A unidade localizada em Greeley, no estado do Colorado, é uma das maiores do tipo nos Estados Unidos. A planta tem capacidade para abater cerca de 6 mil cabeças de gado por dia e responde por aproximadamente 5% da capacidade de processamento de carne bovina do país.
A paralisação de trabalhadores sindicalizados é a maior em um frigorífico em décadas. O movimento ocorre em um momento em que empresas do setor de carne têm acumulado prejuízos de bilhões de dólares por ano na produção de carne bovina. O menor rebanho bovino dos EUA em 75 anos elevou o custo de compra de gado junto a pecuaristas, pressionando as margens das processadoras.
A JBS, que tem sede no Brasil, é a maior processadora de carne do mundo e a principal produtora de carne bovina dos EUA em volume. Nos primeiros nove meses de 2025, a empresa registrou prejuízo operacional de US$ 566 milhões em seu negócio de carne bovina na América do Norte, ante perda de US$ 64 milhões no mesmo período do ano anterior.
O sindicato United Food and Commercial Workers International Union firmou no ano passado um novo contrato trabalhista de longo prazo que cobre cerca de 26 mil trabalhadores em mais de uma dúzia de unidades nos EUA.

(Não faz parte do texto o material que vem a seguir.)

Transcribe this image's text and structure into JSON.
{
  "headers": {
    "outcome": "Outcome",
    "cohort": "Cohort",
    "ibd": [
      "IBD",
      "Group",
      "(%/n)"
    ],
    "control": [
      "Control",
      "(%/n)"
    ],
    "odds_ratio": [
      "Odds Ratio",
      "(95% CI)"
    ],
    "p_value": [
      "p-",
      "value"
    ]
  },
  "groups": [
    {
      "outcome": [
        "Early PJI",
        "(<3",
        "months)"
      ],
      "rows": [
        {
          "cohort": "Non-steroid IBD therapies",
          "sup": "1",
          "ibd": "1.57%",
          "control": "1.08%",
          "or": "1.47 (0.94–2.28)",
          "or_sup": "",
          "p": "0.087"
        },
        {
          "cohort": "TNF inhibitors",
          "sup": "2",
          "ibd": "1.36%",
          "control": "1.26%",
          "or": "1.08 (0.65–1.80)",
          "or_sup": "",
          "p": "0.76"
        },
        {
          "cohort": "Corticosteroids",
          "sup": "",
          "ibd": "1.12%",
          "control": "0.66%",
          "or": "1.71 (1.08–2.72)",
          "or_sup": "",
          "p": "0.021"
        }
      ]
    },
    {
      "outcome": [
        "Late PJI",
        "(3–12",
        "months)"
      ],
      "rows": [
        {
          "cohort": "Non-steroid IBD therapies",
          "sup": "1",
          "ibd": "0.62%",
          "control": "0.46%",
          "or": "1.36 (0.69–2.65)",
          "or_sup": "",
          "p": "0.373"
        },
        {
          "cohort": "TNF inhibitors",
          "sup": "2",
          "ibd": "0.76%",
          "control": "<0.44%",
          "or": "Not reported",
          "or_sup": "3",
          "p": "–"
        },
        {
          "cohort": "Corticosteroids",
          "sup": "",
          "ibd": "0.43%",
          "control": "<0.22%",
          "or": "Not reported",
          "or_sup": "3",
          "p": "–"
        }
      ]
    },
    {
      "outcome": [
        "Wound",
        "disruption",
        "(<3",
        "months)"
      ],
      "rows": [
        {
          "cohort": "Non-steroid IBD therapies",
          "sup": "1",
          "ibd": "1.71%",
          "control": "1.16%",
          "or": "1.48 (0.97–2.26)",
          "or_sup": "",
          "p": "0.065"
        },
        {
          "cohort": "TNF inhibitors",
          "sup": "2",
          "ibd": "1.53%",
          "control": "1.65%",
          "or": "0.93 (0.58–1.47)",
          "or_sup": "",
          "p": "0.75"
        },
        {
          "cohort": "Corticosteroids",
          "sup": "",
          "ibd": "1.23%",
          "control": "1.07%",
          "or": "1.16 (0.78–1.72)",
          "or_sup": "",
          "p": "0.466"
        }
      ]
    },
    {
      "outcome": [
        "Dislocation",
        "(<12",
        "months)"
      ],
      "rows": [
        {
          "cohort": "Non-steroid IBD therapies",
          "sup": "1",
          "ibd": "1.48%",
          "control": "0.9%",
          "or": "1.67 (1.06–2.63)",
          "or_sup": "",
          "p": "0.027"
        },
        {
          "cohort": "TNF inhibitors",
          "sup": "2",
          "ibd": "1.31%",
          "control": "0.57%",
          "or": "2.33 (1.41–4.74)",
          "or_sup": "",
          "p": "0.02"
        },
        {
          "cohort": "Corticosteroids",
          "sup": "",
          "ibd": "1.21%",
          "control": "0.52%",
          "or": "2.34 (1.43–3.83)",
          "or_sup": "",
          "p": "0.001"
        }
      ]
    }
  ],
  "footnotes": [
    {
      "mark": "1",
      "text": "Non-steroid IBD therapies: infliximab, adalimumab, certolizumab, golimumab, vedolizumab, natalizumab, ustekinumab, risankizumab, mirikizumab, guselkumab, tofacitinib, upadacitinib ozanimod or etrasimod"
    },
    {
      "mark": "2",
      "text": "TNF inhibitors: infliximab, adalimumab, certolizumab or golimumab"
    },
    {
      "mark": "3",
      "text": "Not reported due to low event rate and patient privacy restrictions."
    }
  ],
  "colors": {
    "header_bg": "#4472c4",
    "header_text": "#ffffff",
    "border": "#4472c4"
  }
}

No entanto, a seção sindical que representa cerca de 3.800 trabalhadores da planta de Greeley optou por não aderir ao acordo nacional, argumentando que o contrato não leva em conta o custo de vida mais elevado no Colorado.
A JBS e o sindicato local negociaram por meses um novo acordo trabalhista, mas não conseguiram chegar a um consenso.
Segundo o sindicato, a empresa se recusou a conceder aumentos salariais compatíveis com a inflação. A entidade também quer que a companhia pare de cobrar dos funcionários por determinados equipamentos de proteção, como luvas usadas durante o trabalho.
“A JBS parece mais interessada em um conflito trabalhista na planta de Greeley do que em resolver essas questões”, afirmou Kim Cordova, presidente da seção sindical que representa os trabalhadores da unidade.
Na semana passada, a empresa começou a cancelar embarques de gado e interromper o abate na planta, preparando-se para uma possível paralisação. A JBS também passou a redirecionar entregas de gado de confinamentos para outras grandes unidades de processamento nos EUA, como as fábricas em Grand Island, no estado de Nebraska, e em Cactus, no Texas.
A companhia afirmou que seu objetivo é minimizar o impacto para clientes e para o mercado em geral. Também disse que empregados que não quiserem aderir à greve podem continuar trabalhando e receberão normalmente.
“Não acreditamos que uma greve seja do melhor interesse de nossos funcionários ou de suas famílias”, afirmou uma porta-voz da empresa. “Mantemos a proposta apresentada, que é forte, justa e consistente com o histórico acordo nacional firmado em 2025.”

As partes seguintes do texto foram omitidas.